Espalhar boato que gera repercussão pública e denigre a imagem de uma pessoa gera dano moral. O entendimento é da 9ª Câmara Cível do Tribunal de Justiça do Rio Grande do Sul, que condenou duas funcionárias de uma escola a pagar R$ 5 mil de indenização a uma professora.
As duas funcionárias, uma delas a diretora da escola, espalharam que a professora mantinha um relacionamento amoroso com o diretor de outra escola e estaria esperando um filho dele. A diretora disse que recebeu uma ligação anônima, a partir da qual surgiram as especulações sobre o suposto caso entre a professora e o diretor.

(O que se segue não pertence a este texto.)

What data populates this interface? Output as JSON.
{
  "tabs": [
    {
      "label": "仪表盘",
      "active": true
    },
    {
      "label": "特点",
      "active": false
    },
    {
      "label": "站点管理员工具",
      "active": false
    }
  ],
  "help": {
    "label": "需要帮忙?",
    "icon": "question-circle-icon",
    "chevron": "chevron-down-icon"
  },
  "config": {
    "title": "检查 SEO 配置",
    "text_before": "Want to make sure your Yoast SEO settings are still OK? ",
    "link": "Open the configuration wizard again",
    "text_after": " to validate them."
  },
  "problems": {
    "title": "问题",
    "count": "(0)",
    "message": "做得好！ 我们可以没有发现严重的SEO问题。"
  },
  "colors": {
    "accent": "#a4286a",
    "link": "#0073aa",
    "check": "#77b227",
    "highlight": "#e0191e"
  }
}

Segundo a diretora, a outra funcionária da escola estava na sala da secretaria no momento que ela recebeu a ligação, inteirando-se sobre o teor do telefonema. Ambas alegaram que outras pessoas estavam envolvidas na disseminação do boato e que não poderiam arcar sozinhas com a responsabilidade por eventuais danos morais sofridos pela professora.

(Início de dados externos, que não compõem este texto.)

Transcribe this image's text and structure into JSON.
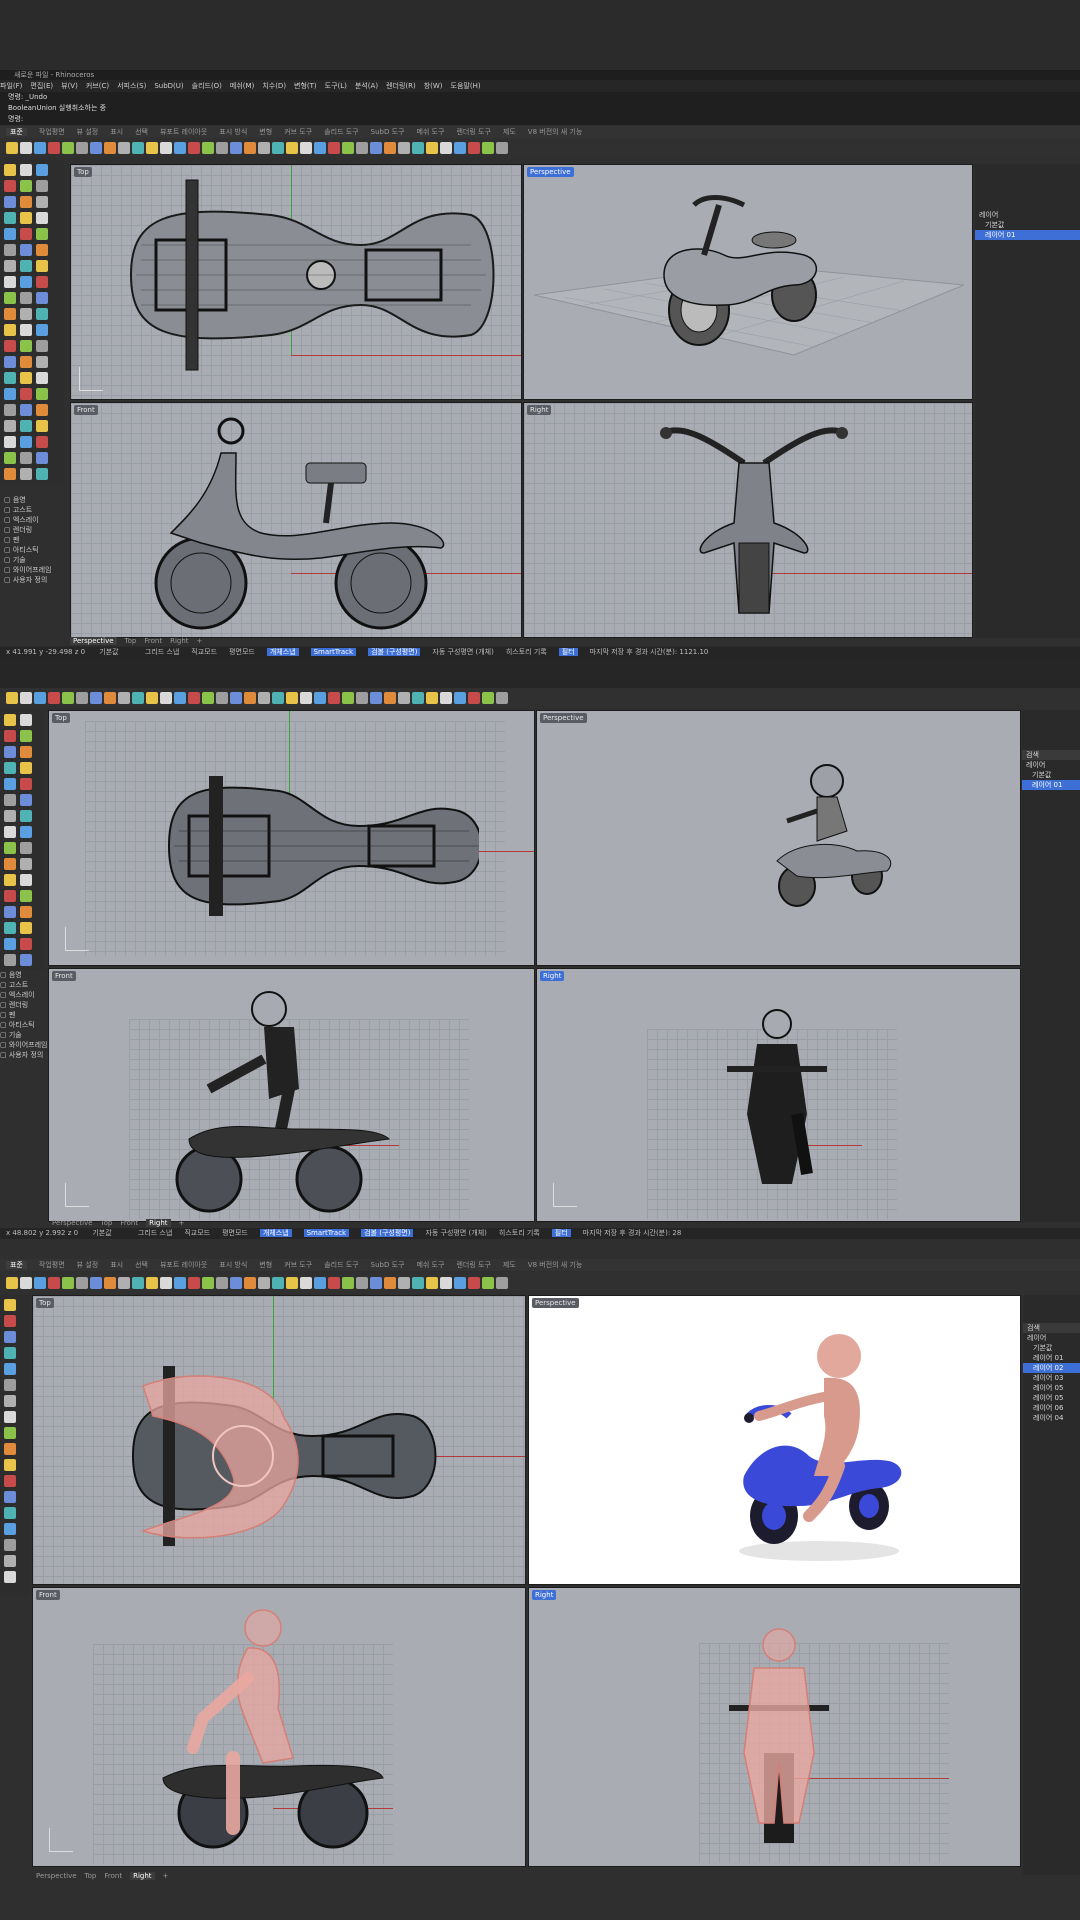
{
  "app": {
    "window_title": "새로운 파일 - Rhinoceros",
    "menu": [
      "파일(F)",
      "편집(E)",
      "뷰(V)",
      "커브(C)",
      "서피스(S)",
      "SubD(U)",
      "솔리드(O)",
      "메쉬(M)",
      "치수(D)",
      "변형(T)",
      "도구(L)",
      "분석(A)",
      "렌더링(R)",
      "창(W)",
      "도움말(H)"
    ],
    "command_history": [
      "명령: _Undo",
      "BooleanUnion 실행취소하는 중"
    ],
    "command_prompt": "명령:",
    "toolbar_tabs": [
      "표준",
      "작업평면",
      "뷰 설정",
      "표시",
      "선택",
      "뷰포트 레이아웃",
      "표시 방식",
      "변형",
      "커브 도구",
      "솔리드 도구",
      "SubD 도구",
      "메쉬 도구",
      "렌더링 도구",
      "제도",
      "V8 버전의 새 기능"
    ]
  },
  "panels": [
    {
      "viewports": [
        {
          "label": "Top",
          "selected": false
        },
        {
          "label": "Perspective",
          "selected": true
        },
        {
          "label": "Front",
          "selected": false
        },
        {
          "label": "Right",
          "selected": false
        }
      ],
      "viewport_tabs": [
        "Perspective",
        "Top",
        "Front",
        "Right"
      ],
      "active_tab": "Perspective",
      "layers_title": "레이어",
      "layers": [
        {
          "name": "기본값",
          "selected": false
        },
        {
          "name": "레이어 01",
          "selected": true
        }
      ],
      "status": [
        "그리드 스냅",
        "직교모드",
        "평면모드",
        "개체스냅",
        "SmartTrack",
        "검볼 (구성평면)",
        "자동 구성평면 (개체)",
        "히스토리 기록",
        "필터",
        "마지막 저장 후 경과 시간(분): 1121.10"
      ],
      "status_coord": "x 41.991  y -29.498  z 0",
      "status_layer": "기본값"
    },
    {
      "viewports": [
        {
          "label": "Top",
          "selected": false
        },
        {
          "label": "Perspective",
          "selected": false
        },
        {
          "label": "Front",
          "selected": false
        },
        {
          "label": "Right",
          "selected": true
        }
      ],
      "viewport_tabs": [
        "Perspective",
        "Top",
        "Front",
        "Right"
      ],
      "active_tab": "Right",
      "layers_title": "레이어",
      "layers": [
        {
          "name": "기본값",
          "selected": false
        },
        {
          "name": "레이어 01",
          "selected": true
        }
      ],
      "status": [
        "그리드 스냅",
        "직교모드",
        "평면모드",
        "개체스냅",
        "SmartTrack",
        "검볼 (구성평면)",
        "자동 구성평면 (개체)",
        "히스토리 기록",
        "필터",
        "마지막 저장 후 경과 시간(분): 28"
      ],
      "status_coord": "x 48.802  y 2.992  z 0",
      "status_layer": "기본값",
      "search_placeholder": "검색"
    },
    {
      "viewports": [
        {
          "label": "Top",
          "selected": false
        },
        {
          "label": "Perspective",
          "selected": false
        },
        {
          "label": "Front",
          "selected": false
        },
        {
          "label": "Right",
          "selected": true
        }
      ],
      "viewport_tabs": [
        "Perspective",
        "Top",
        "Front",
        "Right"
      ],
      "active_tab": "Right",
      "layers_title": "레이어",
      "layers": [
        {
          "name": "기본값",
          "selected": false
        },
        {
          "name": "레이어 01",
          "selected": false
        },
        {
          "name": "레이어 02",
          "selected": true
        },
        {
          "name": "레이어 03",
          "selected": false
        },
        {
          "name": "레이어 05",
          "selected": false
        },
        {
          "name": "레이어 05",
          "selected": false
        },
        {
          "name": "레이어 06",
          "selected": false
        },
        {
          "name": "레이어 04",
          "selected": false
        }
      ],
      "search_placeholder": "검색"
    }
  ],
  "display_modes": [
    "음영",
    "고스트",
    "엑스레이",
    "렌더링",
    "펜",
    "아티스틱",
    "기술",
    "와이어프레임",
    "사용자 정의"
  ],
  "colors": {
    "accent": "#3d6fd6",
    "viewport_bg": "#a9adb3",
    "ui_dark": "#2b2b2b",
    "ghost_pink": "#e9a7a0",
    "bike_blue": "#3b49d8"
  }
}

O desembargador Odone Sanguiné, relator, entendeu que mesmo que os comentários inverídicos não tenham partido das funcionárias, elas foram responsáveis pela ampla divulgação no meio social em que a professora trabalhava de forma a causar transtornos, sofrimento, vergonha e humilhação. A gestação foi interrompida em razão de um aborto espontâneo.
“Ao que parece, as demandadas deram razão desmedida e importância demasiada a um comentário mentiroso e de procedência duvidosa, ignorando as conseqüências que a sua propagação poderiam acarretar para a honra da autora, tanto no meio profissional, perante colegas e alunos, quanto pessoal, junto a seu companheiro e família”, concluiu o desembargador.
Os outros integrantes da Câmara decidiram diminuir o montante indenizatório arbitrado na sentença de R$ 30 mil para R$ 5 mil, a serem divididos entre as duas. Eles entenderam que a conduta das funcionárias não evidenciou caráter doloso, com intenção de atingir a honra da autora, ignorando as funestas conseqüências de sua atitude.